As long as I’m being open here, I’ll confess that I’ve even pictured what it will be like at my funeral. I wonder about what folks will say about the impact I’ve made. That’s probably a little too revealing, but it was shocking for me to realize how much the possibility of recognition motivates me.

What if nobody comes to my funeral? What if no one notices? Worse, what if I am not really doing anything note worthy? There’s a lot of people that want to be better husbands, fathers, friends, and neighbors.

Can I live a quiet life, doing small things, without regard for recognition? I mean, it seems like the Pulitzer folks would have contacted me by now if I was being considered. I don’t even see an appreciation plaque on the horizon.

Again, can I live a quiet life, doing small things, without regard for recognition? Any recognition? I hope so. In fact, I hope so a lot. I think that would be the most freeing thing that’s happened to me in a while.

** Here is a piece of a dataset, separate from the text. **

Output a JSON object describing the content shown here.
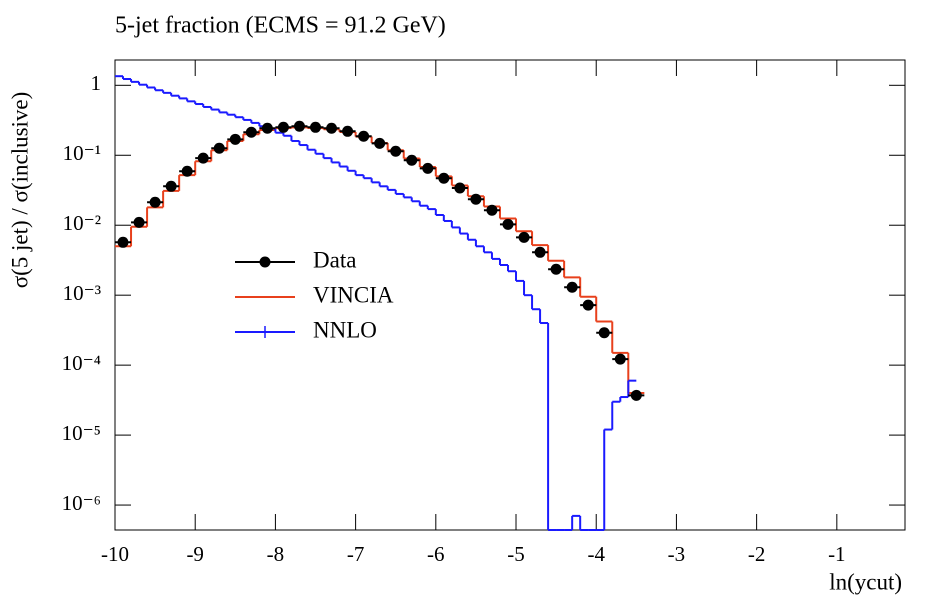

If I could somehow get there, I would be free to walk a simple path, being and doing me. Unhindered. I could become the me God is creating, not a false me built on vanity and chasing empty recognition.

Sort of like the crow dancing in the wind, not because anyone is watching, but because it can. Like the waterfall that splashes when no one is there. Like the perfect lily that only a bumble bee will see. Like the kids playing soccer, and actually not keeping score. Like the woman praying and smiling in an empty room. Like the folks who love, not because other folks love them, but because they can, because they choose to.

Without regard for recognition.

I don’t care what you think.

Aw, that’s not true. I need a pat on the back now and then. That’s okay. It’s just that there are better reasons than approval to follow more nearly.